There is something pathetic in this appeal of one who was the greatest theologian in the Church, and one of the purest spirits that ever adorned its ministry, to his brethren, that they should not expel him for holding views which every one in our day regard as in no way contrary to the Word of God, or to the teaching and practice of the Church of the earliest times, or of the Reformation. Forbes was quite prepared to accept service in the Presbyterian Church as now restored, as he was in the Episcopal Church that had just been abolished. Although he had a preference for the one form of ecclesiastical government over the other, it was only a preference, and he believed that both were quite in keeping with the teaching of Scripture and the mind of the Apostles. He would have gone on quite willingly discharging the duties of his office, as Professor of Divinity in King's College, in the Presbyterian Church, as now restored. He would have held communion with its members, as he actually did, and preached in its pulpits, but this was denied him. The validity of the orders and the right of jurisdiction of the one Church he held to be as sound and lawful as of the other, and he would leave it to the wisdom of the Church itself, which, with its ministry, he regarded as of Divine appointment, to choose between the two forms of Church government, which, acting under the guidance of Almighty God, it believed to be most expedient and best suited in the circumstances.

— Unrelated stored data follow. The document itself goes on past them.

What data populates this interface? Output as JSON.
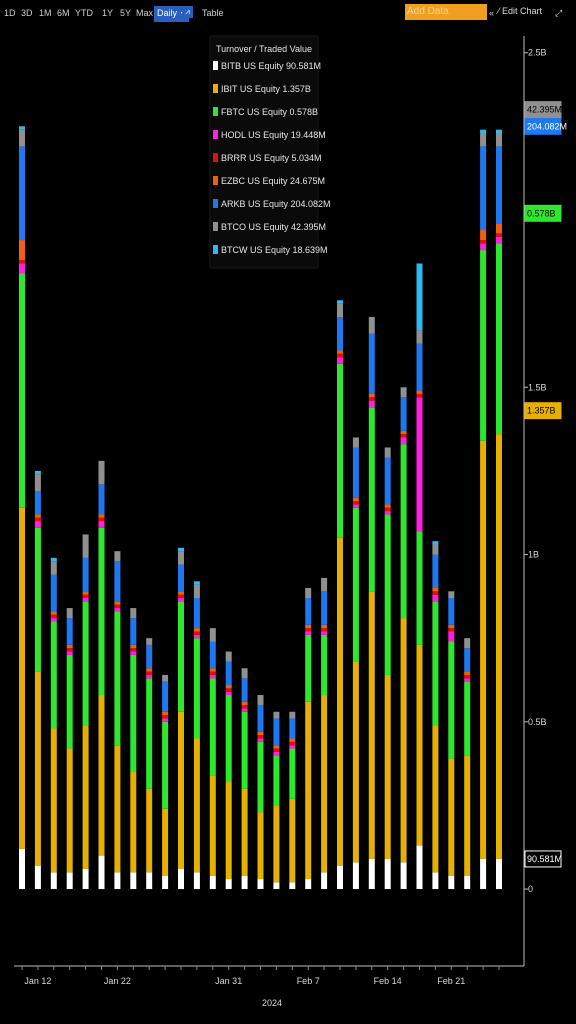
{
  "toolbar": {
    "ranges": [
      "1D",
      "3D",
      "1M",
      "6M",
      "YTD",
      "1Y",
      "5Y",
      "Max"
    ],
    "interval": "Daily",
    "interval_caret": "▼",
    "chart_icon": "line-chart-icon",
    "table_label": "Table",
    "add_data_placeholder": "Add Data",
    "collapse_icon": "double-chevron-left-icon",
    "edit_chart_label": "Edit Chart",
    "expand_icon": "expand-arrow-icon"
  },
  "chart_data": {
    "type": "bar",
    "stacked": true,
    "title": "Turnover / Traded Value",
    "x_axis_label": "2024",
    "x_tick_labels": [
      "Jan 12",
      "Jan 22",
      "Jan 31",
      "Feb 7",
      "Feb 14",
      "Feb 21"
    ],
    "x_tick_index": [
      1,
      6,
      13,
      18,
      23,
      27
    ],
    "y_ticks": [
      "0",
      "0.5B",
      "1B",
      "1.5B",
      "2.5B"
    ],
    "y_tick_values": [
      0,
      0.5,
      1,
      1.5,
      2.5
    ],
    "ylim": [
      -0.23,
      2.55
    ],
    "y_units": "B",
    "legend_position": "top-center",
    "series": [
      {
        "name": "BITB US Equity",
        "last": "90.581M",
        "color": "#ffffff",
        "values": [
          0.12,
          0.07,
          0.05,
          0.05,
          0.06,
          0.1,
          0.05,
          0.05,
          0.05,
          0.04,
          0.06,
          0.05,
          0.04,
          0.03,
          0.04,
          0.03,
          0.02,
          0.02,
          0.03,
          0.05,
          0.07,
          0.08,
          0.09,
          0.09,
          0.08,
          0.13,
          0.05,
          0.04,
          0.04,
          0.09,
          0.09
        ]
      },
      {
        "name": "IBIT US Equity",
        "last": "1.357B",
        "color": "#e6b000",
        "values": [
          1.02,
          0.58,
          0.43,
          0.37,
          0.43,
          0.48,
          0.38,
          0.3,
          0.25,
          0.2,
          0.47,
          0.4,
          0.3,
          0.29,
          0.26,
          0.2,
          0.23,
          0.25,
          0.53,
          0.53,
          0.98,
          0.6,
          0.8,
          0.55,
          0.73,
          0.6,
          0.44,
          0.35,
          0.36,
          1.25,
          1.27
        ]
      },
      {
        "name": "FBTC US Equity",
        "last": "0.578B",
        "color": "#2ee82e",
        "values": [
          0.7,
          0.43,
          0.32,
          0.28,
          0.37,
          0.5,
          0.4,
          0.35,
          0.33,
          0.26,
          0.33,
          0.3,
          0.29,
          0.26,
          0.23,
          0.21,
          0.15,
          0.15,
          0.2,
          0.18,
          0.52,
          0.46,
          0.55,
          0.48,
          0.52,
          0.34,
          0.37,
          0.35,
          0.22,
          0.57,
          0.57
        ]
      },
      {
        "name": "HODL US Equity",
        "last": "19.448M",
        "color": "#ff20e0",
        "values": [
          0.03,
          0.02,
          0.01,
          0.01,
          0.01,
          0.02,
          0.01,
          0.01,
          0.01,
          0.01,
          0.01,
          0.01,
          0.01,
          0.01,
          0.01,
          0.01,
          0.01,
          0.01,
          0.01,
          0.01,
          0.02,
          0.01,
          0.02,
          0.01,
          0.02,
          0.4,
          0.02,
          0.03,
          0.01,
          0.02,
          0.02
        ]
      },
      {
        "name": "BRRR US Equity",
        "last": "5.034M",
        "color": "#e01010",
        "values": [
          0.01,
          0.01,
          0.01,
          0.01,
          0.01,
          0.01,
          0.01,
          0.01,
          0.01,
          0.01,
          0.01,
          0.01,
          0.01,
          0.01,
          0.01,
          0.01,
          0.01,
          0.01,
          0.01,
          0.01,
          0.01,
          0.01,
          0.01,
          0.01,
          0.01,
          0.01,
          0.01,
          0.01,
          0.01,
          0.01,
          0.01
        ]
      },
      {
        "name": "EZBC US Equity",
        "last": "24.675M",
        "color": "#f06010",
        "values": [
          0.06,
          0.01,
          0.01,
          0.01,
          0.01,
          0.01,
          0.01,
          0.01,
          0.01,
          0.01,
          0.01,
          0.01,
          0.01,
          0.01,
          0.01,
          0.01,
          0.01,
          0.01,
          0.01,
          0.01,
          0.01,
          0.01,
          0.01,
          0.01,
          0.01,
          0.01,
          0.01,
          0.01,
          0.01,
          0.03,
          0.03
        ]
      },
      {
        "name": "ARKB US Equity",
        "last": "204.082M",
        "color": "#1e78f0",
        "values": [
          0.28,
          0.07,
          0.11,
          0.08,
          0.1,
          0.09,
          0.12,
          0.08,
          0.07,
          0.09,
          0.08,
          0.09,
          0.08,
          0.07,
          0.07,
          0.08,
          0.08,
          0.06,
          0.08,
          0.1,
          0.1,
          0.15,
          0.18,
          0.14,
          0.1,
          0.14,
          0.1,
          0.08,
          0.07,
          0.25,
          0.23
        ]
      },
      {
        "name": "BTCO US Equity",
        "last": "42.395M",
        "color": "#909090",
        "values": [
          0.05,
          0.05,
          0.04,
          0.03,
          0.07,
          0.07,
          0.03,
          0.03,
          0.02,
          0.02,
          0.04,
          0.04,
          0.04,
          0.03,
          0.03,
          0.03,
          0.02,
          0.02,
          0.03,
          0.04,
          0.04,
          0.03,
          0.05,
          0.03,
          0.03,
          0.04,
          0.03,
          0.02,
          0.03,
          0.04,
          0.04
        ]
      },
      {
        "name": "BTCW US Equity",
        "last": "18.639M",
        "color": "#30b8f0",
        "values": [
          0.01,
          0.01,
          0.01,
          0.0,
          0.0,
          0.0,
          0.0,
          0.0,
          0.0,
          0.0,
          0.01,
          0.01,
          0.0,
          0.0,
          0.0,
          0.0,
          0.0,
          0.0,
          0.0,
          0.0,
          0.01,
          0.0,
          0.0,
          0.0,
          0.0,
          0.2,
          0.01,
          0.0,
          0.0,
          0.01,
          0.01
        ]
      }
    ],
    "last_value_tags": [
      {
        "label": "90.581M",
        "series": "BITB US Equity",
        "value": 0.09,
        "bg": "#000000",
        "fg": "#ffffff",
        "border": "#ffffff"
      },
      {
        "label": "1.357B",
        "series": "IBIT US Equity",
        "value": 1.43,
        "bg": "#e6b000",
        "fg": "#000000",
        "border": "#e6b000"
      },
      {
        "label": "0.578B",
        "series": "FBTC US Equity",
        "value": 2.02,
        "bg": "#2ee82e",
        "fg": "#000000",
        "border": "#2ee82e"
      },
      {
        "label": "204.082M",
        "series": "ARKB US Equity",
        "value": 2.28,
        "bg": "#1e78f0",
        "fg": "#ffffff",
        "border": "#1e78f0"
      },
      {
        "label": "42.395M",
        "series": "BTCO US Equity",
        "value": 2.33,
        "bg": "#909090",
        "fg": "#000000",
        "border": "#909090"
      }
    ]
  }
}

Is there not something very germane to the present condition of Churches and ecclesiastical parties in our country in this attitude of Dr. John Forbes? Not only his spirit but his views seem to me to point in the direction which good men in all churches should follow, in striving to bring harmony and unity, not only between the separate sections of Presbyterianism, but also between the two great Communions which were at strife in his day, and between whom a better understanding would now seem to exist. It is not principle but prejudice that stands in the way.